Ao transformar a brutalidade da história em uma fábula/parábola sobre a escolha moral, o filme reafirma a crença junguiana de que o caminho para a totalidade é o caminho para uma vida autêntica, iluminada pela luz da consciência e selada pelo amor. O labirinto, no final, não é uma prisão, mas o caminho que nos leva de volta a nós mesmos.
Nino Karvan – Analista em formação IJEP
Waldemar Magaldi – Analista Didata IJEP
BIBLIOGRAFIA:
CAMPBELL, Joseph. O herói de mil faces. São Paulo: Cultrix, 2007.
DEL TORO. Guilhermo. Screenanarchy entrevista Guilhermo Del Toro, o diretor de O Labirinto do Fauno. Entrevista concedida a Michael Guillen. Nova York, 17 de dezembro de 2006. Disponível em: https://screenanarchy.com/2006/12/pans-labyrinthinterview-with-guillermo-del-toro.html . 2006.
EBY, Douglas.
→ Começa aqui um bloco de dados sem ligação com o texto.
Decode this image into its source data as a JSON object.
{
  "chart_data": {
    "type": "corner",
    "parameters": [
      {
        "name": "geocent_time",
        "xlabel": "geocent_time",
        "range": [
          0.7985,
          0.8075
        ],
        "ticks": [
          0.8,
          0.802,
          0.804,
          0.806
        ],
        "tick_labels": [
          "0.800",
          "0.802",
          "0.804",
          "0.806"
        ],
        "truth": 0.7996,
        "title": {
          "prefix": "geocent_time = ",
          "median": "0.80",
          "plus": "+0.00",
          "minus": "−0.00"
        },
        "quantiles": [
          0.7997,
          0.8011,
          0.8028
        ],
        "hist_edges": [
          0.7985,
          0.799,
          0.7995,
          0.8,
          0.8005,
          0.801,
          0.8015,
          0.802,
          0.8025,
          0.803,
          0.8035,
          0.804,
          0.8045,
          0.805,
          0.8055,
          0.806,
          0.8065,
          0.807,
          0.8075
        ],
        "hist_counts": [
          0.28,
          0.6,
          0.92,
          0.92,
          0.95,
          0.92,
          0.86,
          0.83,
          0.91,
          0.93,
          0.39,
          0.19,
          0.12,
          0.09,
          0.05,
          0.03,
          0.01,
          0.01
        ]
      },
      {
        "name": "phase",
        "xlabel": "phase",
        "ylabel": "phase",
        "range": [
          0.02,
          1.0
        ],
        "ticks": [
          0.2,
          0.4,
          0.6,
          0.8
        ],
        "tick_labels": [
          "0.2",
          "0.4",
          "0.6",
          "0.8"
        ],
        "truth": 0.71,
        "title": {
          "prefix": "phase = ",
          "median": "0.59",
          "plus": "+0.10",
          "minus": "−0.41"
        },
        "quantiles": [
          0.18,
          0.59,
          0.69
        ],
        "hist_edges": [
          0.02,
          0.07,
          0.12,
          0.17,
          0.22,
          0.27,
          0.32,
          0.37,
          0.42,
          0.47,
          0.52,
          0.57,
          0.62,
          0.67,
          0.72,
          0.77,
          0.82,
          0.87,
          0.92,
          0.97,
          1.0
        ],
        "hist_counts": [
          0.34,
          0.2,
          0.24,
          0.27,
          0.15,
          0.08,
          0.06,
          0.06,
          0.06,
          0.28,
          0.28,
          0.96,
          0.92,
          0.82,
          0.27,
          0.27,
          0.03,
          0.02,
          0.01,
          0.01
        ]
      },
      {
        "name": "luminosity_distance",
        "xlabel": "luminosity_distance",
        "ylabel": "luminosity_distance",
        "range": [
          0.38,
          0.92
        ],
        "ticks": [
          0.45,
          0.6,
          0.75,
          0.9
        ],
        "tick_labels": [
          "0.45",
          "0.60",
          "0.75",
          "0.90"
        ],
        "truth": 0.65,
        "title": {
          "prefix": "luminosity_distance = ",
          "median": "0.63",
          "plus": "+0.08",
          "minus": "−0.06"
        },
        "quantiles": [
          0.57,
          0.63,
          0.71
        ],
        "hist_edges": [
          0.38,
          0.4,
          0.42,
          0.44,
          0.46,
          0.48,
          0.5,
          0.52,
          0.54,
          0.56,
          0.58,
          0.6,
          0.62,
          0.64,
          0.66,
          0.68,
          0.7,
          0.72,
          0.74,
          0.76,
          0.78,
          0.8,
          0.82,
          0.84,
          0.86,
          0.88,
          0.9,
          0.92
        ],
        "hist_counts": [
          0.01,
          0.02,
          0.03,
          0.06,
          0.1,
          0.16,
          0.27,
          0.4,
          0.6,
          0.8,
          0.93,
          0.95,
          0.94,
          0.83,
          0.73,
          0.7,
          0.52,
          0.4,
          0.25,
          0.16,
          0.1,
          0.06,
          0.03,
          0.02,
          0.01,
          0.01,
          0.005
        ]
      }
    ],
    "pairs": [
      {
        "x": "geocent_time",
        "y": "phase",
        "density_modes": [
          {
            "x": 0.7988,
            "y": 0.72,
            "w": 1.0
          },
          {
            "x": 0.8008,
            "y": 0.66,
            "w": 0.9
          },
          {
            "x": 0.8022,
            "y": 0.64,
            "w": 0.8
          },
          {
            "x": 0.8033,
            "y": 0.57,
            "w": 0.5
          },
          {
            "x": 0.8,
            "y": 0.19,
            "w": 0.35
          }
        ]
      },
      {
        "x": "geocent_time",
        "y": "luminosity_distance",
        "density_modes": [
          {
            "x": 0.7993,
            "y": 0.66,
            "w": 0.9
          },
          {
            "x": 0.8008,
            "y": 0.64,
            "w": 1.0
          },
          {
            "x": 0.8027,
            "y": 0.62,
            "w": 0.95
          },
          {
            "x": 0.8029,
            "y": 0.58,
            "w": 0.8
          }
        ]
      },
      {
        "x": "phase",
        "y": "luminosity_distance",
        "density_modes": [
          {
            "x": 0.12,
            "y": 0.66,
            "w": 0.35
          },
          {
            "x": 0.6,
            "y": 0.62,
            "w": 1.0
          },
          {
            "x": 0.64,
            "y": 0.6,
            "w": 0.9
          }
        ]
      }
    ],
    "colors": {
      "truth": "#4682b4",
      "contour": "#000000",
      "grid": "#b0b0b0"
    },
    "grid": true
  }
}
Artista que utilizam a Psicologia Junguiana para desenvolver a imaginação criativa. Matéria publicada em médio.com. Beverly Hils, 13 de outubro de 2025. Disponível em: https://medium.com/creative-mind-resources/artists-using-jungian-psychology-to-develop-creative-imagination-1c88aa8b129d. 2025.
JUNG, Car Gustav. Aion – Estudos sobre o simbolismo do si-mesmo. Petrópolis: Vozes, 2020.
JUNG, Carl Gustav. A Vida Simbólica. Petrópolis: Vozes, 2020.
JUNG, Carl Gustav. O eu e o inconsciente. Petrópolis: Vozes, 2015.
JUNG, Carl Gustav. Os Arquétipos e o Inconsciente Coletivo. Petrópolis: Vozes, 2020.
JUNG, Carl Gustav. Psicologia do Inconsciente. Petrópolis: Vozes, 2000.
VON FRANZ, Marie-Louise. Os sonhos e a morte. São Paulo: Cultrix, 1984.